There was tentative optimism Thursday night following the Calgary Stampede chuckwagon canvas auction, considered an economic bellwether for the oilpatch.
The annual event raised $2.4 million, a notch above the $2.3 million pledged last year, when Alberta was deep within the throes of the crash in crude prices.
"We're starting to see the economy come around and this is very positive news as we start to enter into our ad campaigns and our launch," said Dave Sibbald, president of the Calgary Stampede board of directors.
Still, the auction results were far off the record year of 2012, when bidders pledged just over $4 million at a time when oil prices were hovering above US$100 per barrel, more than double what they're trading for now.
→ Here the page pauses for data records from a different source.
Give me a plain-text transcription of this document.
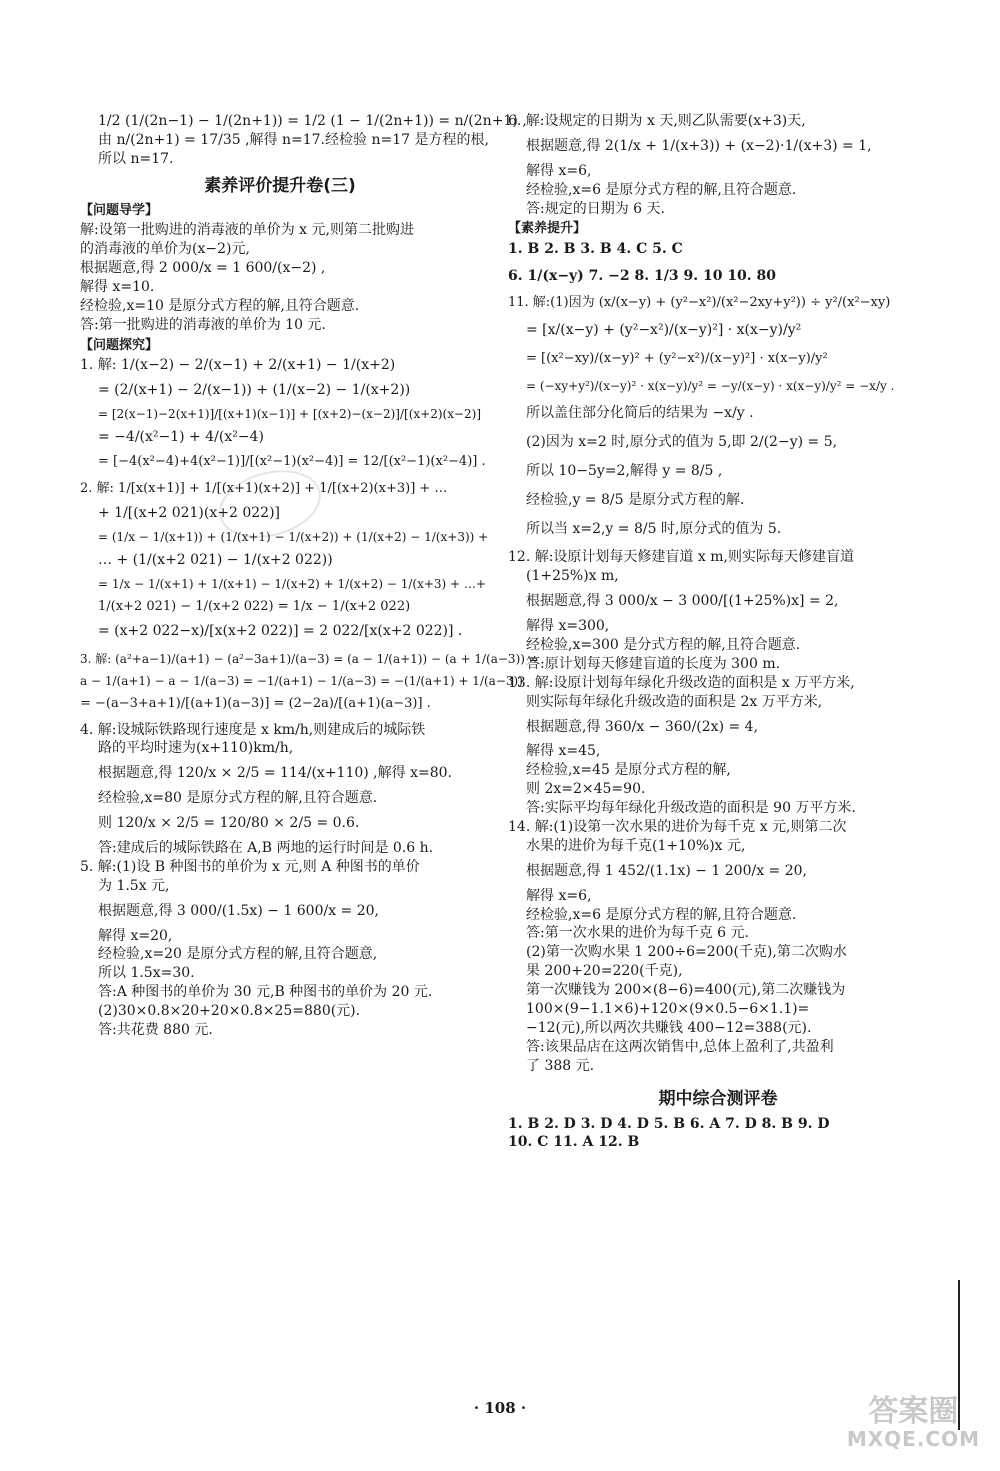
1/2 (1/(2n−1) − 1/(2n+1)) = 1/2 (1 − 1/(2n+1)) = n/(2n+1) ,

由 n/(2n+1) = 17/35 ,解得 n=17.经检验 n=17 是方程的根,

所以 n=17.

素养评价提升卷(三)
【问题导学】

解:设第一批购进的消毒液的单价为 x 元,则第二批购进

的消毒液的单价为(x−2)元,

根据题意,得 2 000/x = 1 600/(x−2) ,

解得 x=10.

经检验,x=10 是原分式方程的解,且符合题意.

答:第一批购进的消毒液的单价为 10 元.

【问题探究】

1. 解: 1/(x−2) − 2/(x−1) + 2/(x+1) − 1/(x+2)

= (2/(x+1) − 2/(x−1)) + (1/(x−2) − 1/(x+2))

= [2(x−1)−2(x+1)]/[(x+1)(x−1)] + [(x+2)−(x−2)]/[(x+2)(x−2)]

= −4/(x²−1) + 4/(x²−4)

= [−4(x²−4)+4(x²−1)]/[(x²−1)(x²−4)] = 12/[(x²−1)(x²−4)] .

2. 解: 1/[x(x+1)] + 1/[(x+1)(x+2)] + 1/[(x+2)(x+3)] + …

+ 1/[(x+2 021)(x+2 022)]

= (1/x − 1/(x+1)) + (1/(x+1) − 1/(x+2)) + (1/(x+2) − 1/(x+3)) +

… + (1/(x+2 021) − 1/(x+2 022))

= 1/x − 1/(x+1) + 1/(x+1) − 1/(x+2) + 1/(x+2) − 1/(x+3) + …+

1/(x+2 021) − 1/(x+2 022) = 1/x − 1/(x+2 022)

= (x+2 022−x)/[x(x+2 022)] = 2 022/[x(x+2 022)] .

3. 解: (a²+a−1)/(a+1) − (a²−3a+1)/(a−3) = (a − 1/(a+1)) − (a + 1/(a−3)) =

a − 1/(a+1) − a − 1/(a−3) = −1/(a+1) − 1/(a−3) = −(1/(a+1) + 1/(a−3))

= −(a−3+a+1)/[(a+1)(a−3)] = (2−2a)/[(a+1)(a−3)] .

4. 解:设城际铁路现行速度是 x km/h,则建成后的城际铁

路的平均时速为(x+110)km/h,

根据题意,得 120/x × 2/5 = 114/(x+110) ,解得 x=80.

经检验,x=80 是原分式方程的解,且符合题意.

则 120/x × 2/5 = 120/80 × 2/5 = 0.6.

答:建成后的城际铁路在 A,B 两地的运行时间是 0.6 h.

5. 解:(1)设 B 种图书的单价为 x 元,则 A 种图书的单价

为 1.5x 元,

根据题意,得 3 000/(1.5x) − 1 600/x = 20,

解得 x=20,

经检验,x=20 是原分式方程的解,且符合题意,

所以 1.5x=30.

答:A 种图书的单价为 30 元,B 种图书的单价为 20 元.

(2)30×0.8×20+20×0.8×25=880(元).

答:共花费 880 元.

6. 解:设规定的日期为 x 天,则乙队需要(x+3)天,

根据题意,得 2(1/x + 1/(x+3)) + (x−2)·1/(x+3) = 1,

解得 x=6,

经检验,x=6 是原分式方程的解,且符合题意.

答:规定的日期为 6 天.

【素养提升】

1. B 2. B 3. B 4. C 5. C

6. 1/(x−y) 7. −2 8. 1/3 9. 10 10. 80

11. 解:(1)因为 (x/(x−y) + (y²−x²)/(x²−2xy+y²)) ÷ y²/(x²−xy)

= [x/(x−y) + (y²−x²)/(x−y)²] · x(x−y)/y²

= [(x²−xy)/(x−y)² + (y²−x²)/(x−y)²] · x(x−y)/y²

= (−xy+y²)/(x−y)² · x(x−y)/y² = −y/(x−y) · x(x−y)/y² = −x/y .

所以盖住部分化简后的结果为 −x/y .

(2)因为 x=2 时,原分式的值为 5,即 2/(2−y) = 5,

所以 10−5y=2,解得 y = 8/5 ,

经检验,y = 8/5 是原分式方程的解.

所以当 x=2,y = 8/5 时,原分式的值为 5.

12. 解:设原计划每天修建盲道 x m,则实际每天修建盲道

(1+25%)x m,

根据题意,得 3 000/x − 3 000/[(1+25%)x] = 2,

解得 x=300,

经检验,x=300 是分式方程的解,且符合题意.

答:原计划每天修建盲道的长度为 300 m.

13. 解:设原计划每年绿化升级改造的面积是 x 万平方米,

则实际每年绿化升级改造的面积是 2x 万平方米,

根据题意,得 360/x − 360/(2x) = 4,

解得 x=45,

经检验,x=45 是原分式方程的解,

则 2x=2×45=90.

答:实际平均每年绿化升级改造的面积是 90 万平方米.

14. 解:(1)设第一次水果的进价为每千克 x 元,则第二次

水果的进价为每千克(1+10%)x 元,

根据题意,得 1 452/(1.1x) − 1 200/x = 20,

解得 x=6,

经检验,x=6 是原分式方程的解,且符合题意.

答:第一次水果的进价为每千克 6 元.

(2)第一次购水果 1 200÷6=200(千克),第二次购水

果 200+20=220(千克),

第一次赚钱为 200×(8−6)=400(元),第二次赚钱为

100×(9−1.1×6)+120×(9×0.5−6×1.1)=

−12(元),所以两次共赚钱 400−12=388(元).

答:该果品店在这两次销售中,总体上盈利了,共盈利

了 388 元.

期中综合测评卷

1. B 2. D 3. D 4. D 5. B 6. A 7. D 8. B 9. D

10. C 11. A 12. B

· 108 ·	答案圈
MXQE.COM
"I said if we raised the same amount of money as last year we'd be very lucky, because I think a lot of companies even this time last year were just thinking it would be short-lived," said Kelly Sutherland, a 12-time racing champion whose chuckwagon drew the top bid of $110,000.
"To me, it's 2018 and 2019 before we turn the corner."
Driver Jason Glass bought the rights to advertise on his own chuckwagon for $95,000, the same price he paid last year, and said he plans to resell it to a group of advertisers who will split up the rights.
"With the economy, everyone is struggling," Glass said.
"They're cutting corners and trying to take care of their families and their business. It is what it is. You can't sugarcoat what's going on in Western Canada."
The auction gives bidders the right to advertise on tarps on the 36 chuckwagons that compete at the Calgary Stampede, which is scheduled to run from July 7-16.